When we ran into bigger jobs, neighbors simply offered their truck and a $30 dump run for things like abandoned soggy wet mattresses, broken-down furniture, fax machines, outdated computers, piles and piles of clothes and even Halloween costumes.
Seattle Parks and Seattle Public Utilities thanked us for sharing the burden of cleaning up the constant trash typically blamed on those experiencing homelessness. It’s impossible to keep up with. But why?

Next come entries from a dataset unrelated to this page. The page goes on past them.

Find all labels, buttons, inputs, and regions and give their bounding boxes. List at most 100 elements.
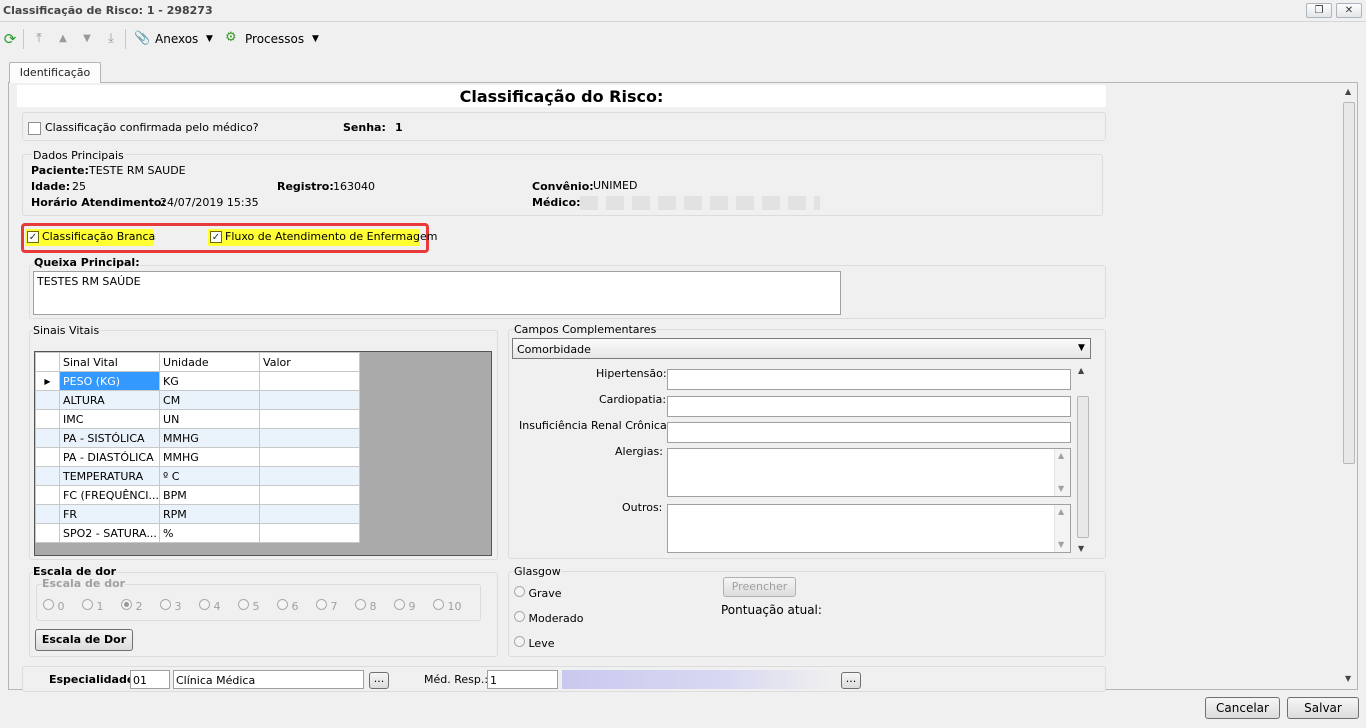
cell-unidade[interactable]: BPM — [159, 485, 261, 505]
cell-unidade[interactable]: % — [159, 523, 261, 543]
cell-valor[interactable] — [259, 447, 361, 467]
last-record-icon[interactable]: ⤓ — [103, 31, 119, 47]
select-value: Comorbidade — [517, 343, 591, 356]
medresp-browse-button[interactable]: ... — [841, 672, 861, 689]
cell-unidade[interactable]: UN — [159, 409, 261, 429]
dor-option-0[interactable]: 0 — [43, 599, 65, 613]
medresp-code: 1 — [490, 674, 497, 687]
browse-label: ... — [845, 672, 857, 685]
dor-option-6[interactable]: 6 — [277, 599, 299, 613]
dor-option-1[interactable]: 1 — [82, 599, 104, 613]
cell-sinal[interactable]: ALTURA — [58, 390, 161, 410]
table-row[interactable]: SPO2 - SATURA...% — [35, 523, 361, 543]
classificacao-branca-label: Classificação Branca — [42, 230, 156, 243]
table-row[interactable]: FC (FREQUÊNCI... BPM — [35, 485, 361, 505]
paperclip-icon: 📎 — [134, 31, 151, 46]
queixa-value: TESTES RM SAÚDE — [37, 275, 141, 288]
fluxo-enfermagem-option[interactable]: ✓ Fluxo de Atendimento de Enfermagem — [208, 229, 437, 246]
dor-option-4[interactable]: 4 — [199, 599, 221, 613]
cell-sinal[interactable]: PA - SISTÓLICA — [58, 428, 161, 448]
cell-valor[interactable] — [259, 466, 361, 486]
dor-option-10[interactable]: 10 — [433, 599, 462, 613]
classificacao-branca-option[interactable]: ✓ Classificação Branca — [25, 229, 156, 246]
column-header-unidade: Unidade — [159, 352, 261, 372]
restore-button[interactable]: ❐ — [1306, 3, 1332, 18]
cell-valor[interactable] — [259, 523, 361, 543]
refresh-icon[interactable]: ⟳ — [2, 31, 18, 47]
cell-valor[interactable] — [259, 504, 361, 524]
especialidade-browse-button[interactable]: ... — [369, 672, 389, 689]
medresp-code-input[interactable]: 1 — [487, 670, 558, 689]
insuficiencia-input[interactable] — [667, 422, 1071, 443]
dor-option-8[interactable]: 8 — [355, 599, 377, 613]
table-row[interactable]: PA - DIASTÓLICA MMHG — [35, 447, 361, 467]
anexos-menu[interactable]: 📎 Anexos ▼ — [131, 25, 215, 51]
cell-unidade[interactable]: MMHG — [159, 428, 261, 448]
sinais-table: Sinal Vital Unidade Valor ▶ PESO (KG) KG A… — [35, 352, 361, 543]
table-row[interactable]: ALTURA CM — [35, 390, 361, 410]
cell-valor[interactable] — [259, 390, 361, 410]
cell-valor[interactable] — [259, 371, 361, 391]
glasgow-option-grave[interactable]: Grave — [514, 586, 562, 600]
cell-unidade[interactable]: MMHG — [159, 447, 261, 467]
cell-sinal[interactable]: PA - DIASTÓLICA — [58, 447, 161, 467]
cell-sinal[interactable]: SPO2 - SATURA... — [58, 523, 161, 543]
preencher-button[interactable]: Preencher — [723, 577, 796, 597]
glasgow-option-leve[interactable]: Leve — [514, 636, 554, 650]
previous-record-icon[interactable]: ▲ — [55, 31, 71, 47]
cardiopatia-input[interactable] — [667, 396, 1071, 417]
salvar-button[interactable]: Salvar — [1287, 697, 1359, 719]
scroll-down-icon: ▼ — [1058, 484, 1065, 493]
cell-unidade[interactable]: KG — [159, 371, 261, 391]
complementares-scrollbar[interactable]: ▲ ▼ — [1075, 364, 1091, 556]
dor-option-label: 6 — [291, 600, 299, 613]
cell-sinal[interactable]: IMC — [58, 409, 161, 429]
dor-option-2[interactable]: 2 — [121, 599, 143, 613]
dor-option-7[interactable]: 7 — [316, 599, 338, 613]
main-scrollbar[interactable]: ▲ ▼ — [1341, 84, 1357, 688]
cell-valor[interactable] — [259, 485, 361, 505]
dor-option-3[interactable]: 3 — [160, 599, 182, 613]
outros-scrollbar[interactable]: ▲ ▼ — [1054, 505, 1070, 552]
alergias-scrollbar[interactable]: ▲ ▼ — [1054, 449, 1070, 496]
hipertensao-input[interactable] — [667, 369, 1071, 390]
cancelar-button[interactable]: Cancelar — [1205, 697, 1280, 719]
cell-sinal[interactable]: FR — [58, 504, 161, 524]
close-button[interactable]: ✕ — [1336, 3, 1362, 18]
dor-option-label: 10 — [447, 600, 462, 613]
table-row[interactable]: FR RPM — [35, 504, 361, 524]
confirmed-label: Classificação confirmada pelo médico? — [45, 121, 259, 134]
escala-dor-button[interactable]: Escala de Dor — [35, 629, 133, 651]
cell-sinal[interactable]: FC (FREQUÊNCI... — [58, 485, 161, 505]
cell-unidade[interactable]: RPM — [159, 504, 261, 524]
scroll-thumb[interactable] — [1077, 396, 1089, 538]
complementares-select[interactable]: Comorbidade ▼ — [512, 338, 1091, 359]
cell-unidade[interactable]: º C — [159, 466, 261, 486]
outros-input[interactable]: ▲ ▼ — [667, 504, 1071, 553]
cell-unidade[interactable]: CM — [159, 390, 261, 410]
tab-identificacao[interactable]: Identificação — [9, 62, 101, 83]
scroll-down-icon: ▼ — [1058, 540, 1065, 549]
fluxo-enfermagem-label: Fluxo de Atendimento de Enfermagem — [225, 230, 438, 243]
row-indicator — [35, 447, 60, 467]
cell-sinal[interactable]: TEMPERATURA — [58, 466, 161, 486]
dor-option-9[interactable]: 9 — [394, 599, 416, 613]
scroll-thumb[interactable] — [1343, 102, 1355, 464]
especialidade-name-input[interactable]: Clínica Médica — [173, 670, 364, 689]
cell-sinal[interactable]: PESO (KG) — [58, 371, 161, 391]
dor-option-5[interactable]: 5 — [238, 599, 260, 613]
confirmed-checkbox[interactable] — [28, 122, 41, 135]
cell-valor[interactable] — [259, 409, 361, 429]
first-record-icon[interactable]: ⤒ — [31, 31, 47, 47]
table-row[interactable]: PA - SISTÓLICA MMHG — [35, 428, 361, 448]
especialidade-code-input[interactable]: 01 — [130, 670, 170, 689]
processos-menu[interactable]: ⚙ Processos ▼ — [222, 25, 324, 51]
glasgow-option-moderado[interactable]: Moderado — [514, 611, 583, 625]
cell-valor[interactable] — [259, 428, 361, 448]
queixa-input[interactable]: TESTES RM SAÚDE — [33, 271, 841, 315]
table-row[interactable]: ▶ PESO (KG) KG — [35, 371, 361, 391]
alergias-input[interactable]: ▲ ▼ — [667, 448, 1071, 497]
table-row[interactable]: IMC UN — [35, 409, 361, 429]
table-row[interactable]: TEMPERATURA º C — [35, 466, 361, 486]
next-record-icon[interactable]: ▼ — [79, 31, 95, 47]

The inner city street and park trash patterns point primarily to individual well-intended do-gooders, organized do-gooders and illegal dumping using our parks, encampments and underpasses to camouflage the most offensive mounds of trash. It’s easy to point the finger to the hoarding mentality of those who have less, but blame those, too, who dump their junk, treating those in despair as some sort of Goodwill drop-off location.
A typical litter pickup lasting one or two hours in any city park easily yields 200 or more used drug needles. But how do they get there in the first place? We the taxpayers and city-funded services provide the clean needles without requiring a one-for-one exchange. There is too much trust in the negotiation process to handing out clean needles. As an exercise, I went to my local needle-exchange storefront and walked out with 100 needles because I seemed convincing. The needle-exchange program is broken, and needles litter our streets and parks in a very dangerous and unsanitary way.
To my fellow neighbors and do-gooders, please start a movement and adopt your block, buy some pinchers and enjoy the merits of Trashercise. To our well-intended charitable food and supply services who leave food at street corners, or bags of clothes at parks, or drive 24-foot trucks into our parks handing out literally tons of supplies, please consider this: For every bag or pound of food, supplies, loaded backpacks, sack lunches or full turkey dinners, please pack out that same tonnage, and assist with cleaning our city.
The circular economy of donations and free drug needles needs improvement and accountability, as seen in the ever growing accumulation of trash.
Please adopt a pack-it-in, pack-it-out sense of responsibility for a more beautiful and safe Seattle.
The Find It, Fix It mobile app is the most underutilized city resource to report garbage piles. If you do not use it daily, you are part of the trash problem.